Post Office Workers Being Overwhelmed And Underpaid For Amazon Deliveries

We have one unsupported claim that in one tiny rural PO someone told them to give Amazon priority. Sure the Postmaster could have made a wrong call- it happens. Big deal

This does not equate with Amazon actually getting that throughout the other 31,131 Post offices out there.

That is a factually untrue statement.

Stranger

Not having delivery to your street address isn’t just a rural thing. I’m not sure just why, in some jurisdictions, everyone has to come pick up their mail from a PO Box.

In North Beach, MD, not too far from where I live, you won’t see mailboxes on the curbs. Everyone picks up their mail from the local P.O. In Chesapeake Beach, right next door, everyone gets mail delivered to their home.

In Anna Maria, FL, which occupies the northern ~1/3 of Anna Maria Island, there are also no mailboxes next to the street; again, everyone goes to the P.O. to get their mail. (We have frequently vacationed there.) In Holmes Beach, FL, which occupies the middle third of the island, everyone gets home delivery.

In neither case does there seem to be any rhyme or reason to why one gets home delivery and the other picks up their mail at the P.O. But neither area is rural by any stretch of the imagination.

You could say this part about my area. I have a mailbox and contract mail carriers who pick up the mail daily a couple of towns over. My BFF, who actually lives in the town with the Post Office and real postal employees, has to pick her mail up at the P.O because nobody in that town gets home delivery.

So, ordinarily they’ll come out to your house and deliver it for free. If you want to come to the post office and pick it up yourself, well you have to pay for that. Makes sense, I’m sure.

Oh, my goodness, it is even better than that! Folks in my little town are not allowed to pay for a P.O. box close because they are reserved for the residents of the town the post office is in. If we want a P.O. box, we have to drive 40 miles to the closest UPS store and pay for one there.

It all makes perfect sense if you start drinking first thing in the morning.

A few years after I moved to my current residence they allowed me to move the mailbox from the street to the front porch because I was no longer a rural route. It saved me the 200’ round trip. I’m guessing the mailman wasn’t as enthusiastic.

Well, yes, because it didnt really happen at all-
Postal Service spokesperson David Partenheimer said the agency is unaware of any significant delivery issues in Bemidji. “Like any prudent business, we do not publicly discuss specifics of our business relationships,” he said.

Partenheimer defended the post office’s record in an email, while conceding “much work remains to be done.” He said the post office’s aim is “to deliver mail and packages together in an integrated network.” After this story was published, he added that the agency “does not prioritize the delivery of packages from Amazon or other customers.”

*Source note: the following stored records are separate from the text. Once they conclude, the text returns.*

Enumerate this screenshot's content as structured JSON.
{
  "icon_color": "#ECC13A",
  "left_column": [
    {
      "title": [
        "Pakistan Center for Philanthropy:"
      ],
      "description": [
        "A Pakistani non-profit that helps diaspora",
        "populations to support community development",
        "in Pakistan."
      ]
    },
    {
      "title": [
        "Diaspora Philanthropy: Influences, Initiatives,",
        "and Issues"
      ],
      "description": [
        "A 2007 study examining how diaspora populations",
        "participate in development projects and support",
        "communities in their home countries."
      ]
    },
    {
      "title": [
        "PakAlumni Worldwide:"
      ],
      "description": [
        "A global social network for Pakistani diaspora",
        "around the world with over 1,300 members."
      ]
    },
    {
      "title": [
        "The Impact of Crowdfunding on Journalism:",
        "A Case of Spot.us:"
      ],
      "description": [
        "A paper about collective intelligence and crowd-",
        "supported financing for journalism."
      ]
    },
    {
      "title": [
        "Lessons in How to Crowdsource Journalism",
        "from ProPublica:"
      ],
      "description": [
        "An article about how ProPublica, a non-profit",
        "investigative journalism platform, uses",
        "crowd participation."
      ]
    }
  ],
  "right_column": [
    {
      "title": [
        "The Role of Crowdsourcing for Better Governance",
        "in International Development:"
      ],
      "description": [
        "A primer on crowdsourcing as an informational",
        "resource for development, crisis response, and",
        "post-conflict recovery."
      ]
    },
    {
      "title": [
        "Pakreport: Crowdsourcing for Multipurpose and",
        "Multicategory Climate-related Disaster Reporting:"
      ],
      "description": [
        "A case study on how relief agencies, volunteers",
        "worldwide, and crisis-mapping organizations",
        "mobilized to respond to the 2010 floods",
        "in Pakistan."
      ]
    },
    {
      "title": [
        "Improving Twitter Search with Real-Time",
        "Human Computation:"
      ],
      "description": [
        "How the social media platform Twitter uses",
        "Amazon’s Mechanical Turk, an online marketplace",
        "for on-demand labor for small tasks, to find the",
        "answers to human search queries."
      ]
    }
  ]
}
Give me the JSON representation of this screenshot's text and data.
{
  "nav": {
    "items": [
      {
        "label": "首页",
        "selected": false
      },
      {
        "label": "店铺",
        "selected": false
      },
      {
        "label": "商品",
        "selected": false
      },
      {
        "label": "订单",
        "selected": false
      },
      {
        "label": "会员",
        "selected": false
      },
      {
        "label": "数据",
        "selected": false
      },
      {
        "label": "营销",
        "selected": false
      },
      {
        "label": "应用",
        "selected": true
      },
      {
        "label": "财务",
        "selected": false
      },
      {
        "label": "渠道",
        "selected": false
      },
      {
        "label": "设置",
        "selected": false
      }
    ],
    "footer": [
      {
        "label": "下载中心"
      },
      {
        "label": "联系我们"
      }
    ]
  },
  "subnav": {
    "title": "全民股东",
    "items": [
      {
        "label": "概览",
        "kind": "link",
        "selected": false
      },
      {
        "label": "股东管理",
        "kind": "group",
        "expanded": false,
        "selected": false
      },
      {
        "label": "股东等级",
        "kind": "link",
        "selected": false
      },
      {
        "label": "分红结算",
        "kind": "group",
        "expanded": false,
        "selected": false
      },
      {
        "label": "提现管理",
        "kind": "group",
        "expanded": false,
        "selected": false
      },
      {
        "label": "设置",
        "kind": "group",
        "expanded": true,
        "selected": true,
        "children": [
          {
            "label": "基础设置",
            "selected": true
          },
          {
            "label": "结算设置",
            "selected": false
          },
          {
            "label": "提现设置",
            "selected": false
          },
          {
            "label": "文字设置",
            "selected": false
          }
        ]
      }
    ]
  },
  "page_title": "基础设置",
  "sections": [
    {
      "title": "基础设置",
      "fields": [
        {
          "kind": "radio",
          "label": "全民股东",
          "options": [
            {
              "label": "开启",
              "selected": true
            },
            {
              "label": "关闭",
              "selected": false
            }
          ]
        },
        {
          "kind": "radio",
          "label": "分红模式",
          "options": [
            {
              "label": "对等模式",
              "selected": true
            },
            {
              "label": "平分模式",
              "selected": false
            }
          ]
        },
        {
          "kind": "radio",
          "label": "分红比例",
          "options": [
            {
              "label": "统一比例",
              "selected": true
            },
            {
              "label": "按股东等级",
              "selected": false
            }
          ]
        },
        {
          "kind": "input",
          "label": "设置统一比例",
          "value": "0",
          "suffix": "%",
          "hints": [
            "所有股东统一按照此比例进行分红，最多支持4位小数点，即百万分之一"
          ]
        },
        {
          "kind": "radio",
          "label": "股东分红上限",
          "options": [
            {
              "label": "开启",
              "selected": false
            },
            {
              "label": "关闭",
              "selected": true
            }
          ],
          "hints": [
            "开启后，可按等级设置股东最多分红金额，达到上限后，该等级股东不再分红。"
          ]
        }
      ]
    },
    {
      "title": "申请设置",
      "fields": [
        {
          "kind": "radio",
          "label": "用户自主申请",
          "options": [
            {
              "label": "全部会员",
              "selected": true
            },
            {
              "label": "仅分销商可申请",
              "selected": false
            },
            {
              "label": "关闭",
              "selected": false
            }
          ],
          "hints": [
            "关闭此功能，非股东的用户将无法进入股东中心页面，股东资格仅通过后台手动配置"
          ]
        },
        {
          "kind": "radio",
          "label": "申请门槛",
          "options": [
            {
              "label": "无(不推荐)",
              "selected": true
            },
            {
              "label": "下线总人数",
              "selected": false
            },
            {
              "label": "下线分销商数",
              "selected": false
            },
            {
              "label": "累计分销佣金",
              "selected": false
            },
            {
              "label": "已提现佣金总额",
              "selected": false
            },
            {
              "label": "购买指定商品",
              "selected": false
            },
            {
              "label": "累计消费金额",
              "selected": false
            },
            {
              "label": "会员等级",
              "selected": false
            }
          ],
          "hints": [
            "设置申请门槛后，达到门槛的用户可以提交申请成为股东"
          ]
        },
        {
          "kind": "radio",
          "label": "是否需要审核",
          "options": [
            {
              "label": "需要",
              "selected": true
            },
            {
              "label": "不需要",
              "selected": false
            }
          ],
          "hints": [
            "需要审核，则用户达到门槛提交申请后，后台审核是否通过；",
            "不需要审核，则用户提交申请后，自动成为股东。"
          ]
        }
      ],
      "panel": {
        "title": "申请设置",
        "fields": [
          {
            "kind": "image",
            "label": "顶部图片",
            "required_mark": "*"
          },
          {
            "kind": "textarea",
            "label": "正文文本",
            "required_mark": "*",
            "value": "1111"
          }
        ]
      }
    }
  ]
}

However, there is this claim-
Since early November, Bemidji has been bombarded by a sudden onslaught of Amazon packages — and local postal workers say they have been ordered to deliver those packages first.

One tiny rural PO, and the claim is not only unsupported but denied officially.

So, you have your cite, go ahead dude and quote where other POs claims they were ordered to prioritize Amazon packages.

Now yes,other POs said they were being overwhelmed by Amazon packages. But one, and only one made that unsupported and denied claim.

I used to get Amazon stuff delivered to my work physical address (I don’t deliver to my home). But whoever was delivering this figured out our work PO Box and instead of taking it the my actual office physical address, would just drop it off at the work PO Box.

Pissed me and others off. That made for the person picking up work mail also picking up and delivering personal mail.

I just got a UPS box. Solved that.

One thing not mentioned, the Amazon parcel deliveries are also made on Sundays (as well as most of the federal holidays) historically a guaranteed day off for the post office carriers. No longer. They don’t deliver regular mail for this operation, strictly Amazon; and they don’t need the whole crew, but it is not a particularly popular assignment. Some people like overtime, but with short staffing and excessive overtime most people want the time off.

Management does recognize they need to recapture the parcel delivery business, as first class mail volume has cratered to only a fraction of what it once was in just the last few years, and it was already down dramatically.

I just delivered it today. For me, It’s an easier day than the regular mail route.

It’s routinely carried out by newbies (like me) who aren’t regular carriers yet. Regular carriers don’t do it — the exception is during this time of year when the volume is heavier. In this case, regular carriers get paid time and a half and is strictly on a volunteer basis.

The above applies to city carriers. Rural carriers are a whole different animal.